Flirtationship (27)

305 55 58
                                    

••••

••••

Rafael memejamkan matanya ketika satu pukulan kembali mendarat di punggungnya untuk kesekian kalinya. Tepat dibelakangnya sang Ayah berdiri tegak dengan tongkat ditangannya.

Berkali-kali Rafael menghibur diri dalam hati, bahwa ini bukan kali pertama, jadi seharusnya ia bisa menahan rasa sakitnya. Selain menahan sakit di punggungnya, ia juga harus menahan sakit dari luka yang ada di wajahnya. Darah di sudut bibirnya sudah mulai mengering, begitu juga dengan yang berada di dekat dahinya.

"Setelah main-main dengan sekolah kamu, sekarang kamu juga udah berani pakai barang-barang Papa tanpa izin. Siapa yang memberikan kamu izin untuk memakai mobil Papa?!" tanya Nolan marah.

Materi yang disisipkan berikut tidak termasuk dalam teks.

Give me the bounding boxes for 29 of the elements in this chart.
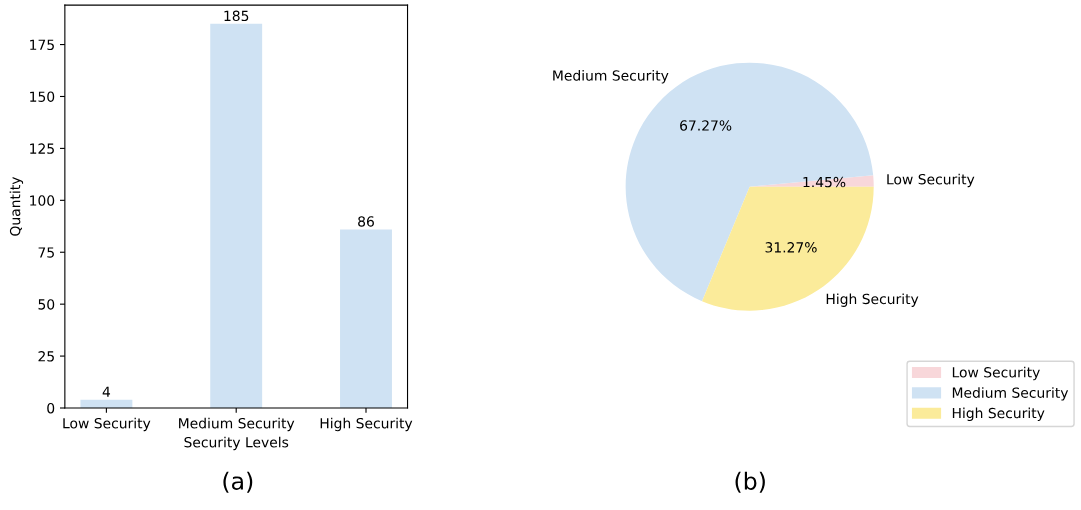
y-tick-label: 25 <box>38 351 54 362</box>
y-tick-label: 50 <box>38 299 55 310</box>
x-axis-title: Security Levels <box>184 436 289 451</box>
bar <box>340 229 392 408</box>
data-label: 185 <box>224 10 249 22</box>
y-tick-label: 75 <box>38 247 54 258</box>
y-tick-label: 0 <box>47 402 55 414</box>
y-tick-label: 175 <box>30 39 54 51</box>
data-label: 67.27% <box>680 120 732 131</box>
text: (a) <box>223 471 253 493</box>
legend-label: High Security <box>952 407 1045 421</box>
y-tick-label: 150 <box>30 91 55 102</box>
x-tick-label: High Security <box>320 417 413 432</box>
slice-label: High Security <box>826 293 919 307</box>
data-label: 4 <box>102 386 111 397</box>
legend-label: Medium Security <box>952 387 1069 401</box>
bar <box>210 23 263 408</box>
x-tick-label: Medium Security <box>179 417 295 432</box>
y-tick-label: 100 <box>30 195 55 206</box>
y-tick-label: 125 <box>30 143 54 154</box>
slice-label: Low Security <box>887 173 975 188</box>
legend-label: Low Security <box>952 366 1040 381</box>
data-label: 86 <box>358 216 374 227</box>
data-label: 31.27% <box>765 242 817 253</box>
data-label: 1.45% <box>803 176 846 188</box>
y-axis-title: Quantity <box>9 176 24 236</box>
x-tick-label: Low Security <box>63 417 151 432</box>
text: (b) <box>735 471 765 493</box>
slice-label: Medium Security <box>553 70 669 84</box>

Pertanyaan itu datang bersamaan dengan satu pukulan yang kembali mendarat di punggungnya hingga membuat Rafael nyaris terjatuh ke depan. Rafael mendongak ketika Ayahnya berdiri di hadapannya dan memberikan tatapan itu.

Tatapan kebencian yang sejak kecil selalu ia dapatkan.

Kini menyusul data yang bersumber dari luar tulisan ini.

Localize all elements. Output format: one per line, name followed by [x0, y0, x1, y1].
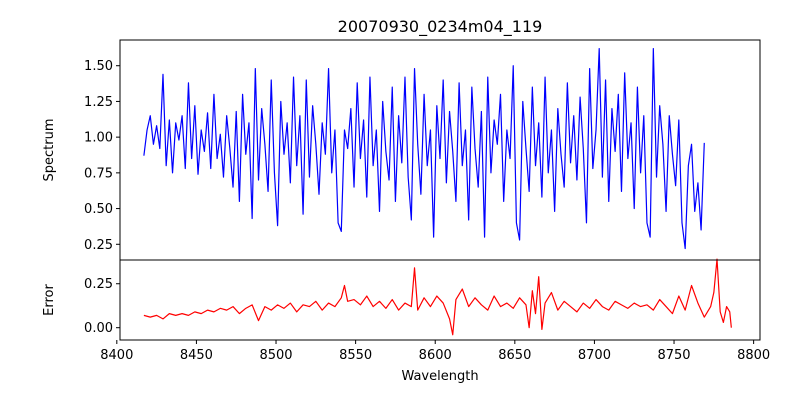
spectrum-y-tick-label: 0.50	[84, 202, 113, 217]
spectrum-panel: 0.25 0.50 0.75 1.00 1.25 1.50 Spectrum	[42, 39, 761, 261]
spectrum-ylabel: Spectrum	[42, 119, 57, 182]
chart-title: 20070930_0234m04_119	[338, 17, 543, 37]
x-tick-label: 8400	[100, 348, 133, 363]
x-tick-label: 8750	[657, 348, 690, 363]
x-tick-label: 8550	[339, 348, 372, 363]
error-axes-frame	[119, 259, 761, 341]
error-panel: 0.00 0.25 Error	[42, 258, 761, 341]
spectrum-y-tick-label: 1.00	[84, 131, 113, 146]
spectrum-series	[143, 47, 705, 250]
error-y-tick-label: 0.00	[84, 321, 113, 336]
x-tick-label: 8600	[419, 348, 452, 363]
x-tick-label: 8650	[498, 348, 531, 363]
x-tick-label: 8700	[578, 348, 611, 363]
spectrum-line	[143, 47, 705, 250]
error-y-ticks: 0.00 0.25	[84, 277, 120, 336]
error-line	[143, 258, 732, 336]
x-tick-label: 8450	[180, 348, 213, 363]
error-series	[143, 258, 732, 336]
spectrum-y-tick-label: 0.75	[84, 166, 113, 181]
spectrum-y-tick-label: 1.25	[84, 95, 113, 110]
spectrum-y-tick-label: 0.25	[84, 238, 113, 253]
x-tick-label: 8500	[259, 348, 292, 363]
spectrum-y-tick-label: 1.50	[84, 59, 113, 74]
spectrum-y-ticks: 0.25 0.50 0.75 1.00 1.25 1.50	[84, 59, 120, 253]
error-y-tick-label: 0.25	[84, 277, 113, 292]
x-tick-label: 8800	[737, 348, 770, 363]
x-ticks: 8400 8450 8500 8550 8600 8650 8700 8750 8800	[100, 340, 770, 363]
error-ylabel: Error	[42, 284, 57, 316]
x-axis-label: Wavelength	[401, 369, 478, 384]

"Papa membiarkan kamu hidup bukan berarti kamu bisa bersikap seenaknya. Jangan pernah gunakan barang Papa tanpa izin dan sekolah yang benar. Setidaknya jadi anak yang berguna untuk Papa supaya Papa tidak menyesal membiarkan kamu tetap lahir ke dunia," kata Nolan sebelum pergi meninggalkan anaknya begitu saja.

Rafael meringis pelan ketika merasakan sakit hampir di seluruh tubuhnya. Wajah serta punggungnya yang sudah lama tidak dihiasi bekas luka itu kini kembali dengan memar dan darah yang mulai mengering.

Dia menatap kepergian Ayahnya dengan hati yang kembali hancur. Kemudian ia menatap sosok wanita yang berdiri cukup jauh darinya dan juga menyaksikan semuanya. Rafael hanya bisa tersenyum miris melihat sang Ibu hanya menatapnya dalam diam.

Dengan susah payah Rafael berdiri dan meninggalkan ruangan itu. Dia berjalan dengan tertatih hingga sampai dikamarnya. Begitu masuk ke dalam kamar Rafael mengumpat pelan ketika ia bahkan tidak bisa berbaring karena sakit juga luka dipunggungnya. Rafael menghela nafasnya pelan lalu menarik bantal dan membaringkan tubuhnya dengan posisi tengkurap.

"Udah setengah tahun enggak pulang, sekalinya pulang bukan nanya kabar malah mukulin anaknya."

Rafael masih memakai seragam sekolahnya. Sepatu sekolah juga masih melekat dikakinya. Mata Rafael terpejam bersamaan dengan air mata yang turun membasahi pipinya tanpa bisa ia tahan.

Hatinya sakit. Semua pukulan ini tidak ada artinya jika dibandingkan dengan hatinya yang hancur. Menjadi anak yang berguna katanya, tapi mereka bahkan tidak pernah menjadi orang tua yang baik untuknya. Mereka juga tidak pernah menjalankan peran sebagai orang tuanya, jadi kenapa Rafael harus melakukannya?

Kenapa dia harus menjadi anak yang baik dan berguna untuk mereka?

Ditengah bisingnya kepala, pintu kamarnya kembali terbuka yang membuat Rafael pasrah jika itu adalah Ayahnya.